Bad idea. As soon as her end date at the company was well known, she later told me, her role at the firm changed. People stopped consulting her on hiring or investment decisions. She wasn’t invited to key meetings. Essentially, most people started freezing her out, treating her as if she’d already left.
And in a sense, she had. Her co-workers correctly anticipated that she soon would have no power to help or hurt them, so she became effectively irrelevant to their working lives.
Getting things done, whether in the private sector or in government, requires power, and having power means retaining the capacity to affect what happens to others, ensuring that those whose support you remain dependent on you. As former secretary of state and Stanford University provost Condoleezza Rice told one protege, “People may oppose you, but when they realize you can hurt them, they’ll join your side.
…you have power to the extent that others are going to depend on you in the future
Leaders need power, as well as a reputation for being powerful. Announcing that you will be out of the arena soon seems like a particularly ineffective strategy to get things done.
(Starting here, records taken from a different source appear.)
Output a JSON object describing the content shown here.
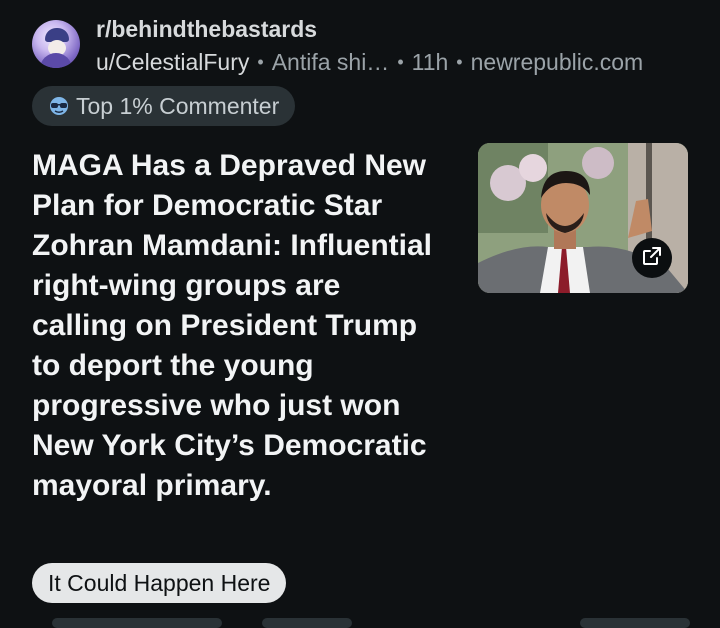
{
  "post": {
    "subreddit": "r/behindthebastards",
    "username": "u/CelestialFury",
    "user_flair": "Antifa shi…",
    "separator": "•",
    "age": "11h",
    "domain": "newrepublic.com",
    "badge_label": "Top 1% Commenter",
    "title": "MAGA Has a Depraved New Plan for Democratic Star Zohran Mamdani: Influential right-wing groups are calling on President Trump to deport the young progressive who just won New York City’s Democratic mayoral primary.",
    "post_flair": "It Could Happen Here"
  },
  "icons": {
    "avatar": "user-avatar",
    "badge": "sunglasses-icon",
    "external_link": "external-link-icon"
  },
  "colors": {
    "background": "#0e1113",
    "primary_text": "#f2f4f5",
    "secondary_text": "#9ba3a8",
    "badge_bg": "#2a3236",
    "flair_bg": "#e5e7e8"
  }
}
A while back, Bob Morris, my blogging colleague posted his review of Pfeffer’s book on our blog: Jeffrey Pfeffer’s Power: Why Some People Have It – and Others Don’t - A Book Review by Bob MorrisHere’s a key paragraph from his review:
Pfeffer insists that the world is neither just nor unjust: it is. He also challenges “leadership literature” (including his contributions to it) because celebrity CEOs who tout their own careers as models tend to “gloss over power plays they actually used to get to the top” whereas authors such as Pfeffer offer “prescriptions about how people wish the world and the powerful behaved.” Pfeffer also suggests that those aspiring to power “are often their own worst enemy, and not just in the arena of building power” because of self-handicapping, a reluctance (perhaps even a refusal) to take initiatives that may fail and thereby diminish one’s self-image. “I have come to believe that the biggest single effect I can have is to get people to try to become powerful.” Pfeffer wrote this book as an operations manual for the acquisition and retention of power. Of even greater importance, in my opinion, he reveals the ultimate realities of what power is…and isn’t…and thereby eliminates the shadows of illusion and self-deception that most people now observe in the “caves” of their own current circumstances.
I think Pfeffer’s premise is correct. It may not be the way the world should work, but it certainly is true about the way the world does work. If you are perceived as powerless, than people do not treat you as though you had power. If you are perceived as someone with power, then your input, your influence, is great indeed. The more power you have, the more you can get things done.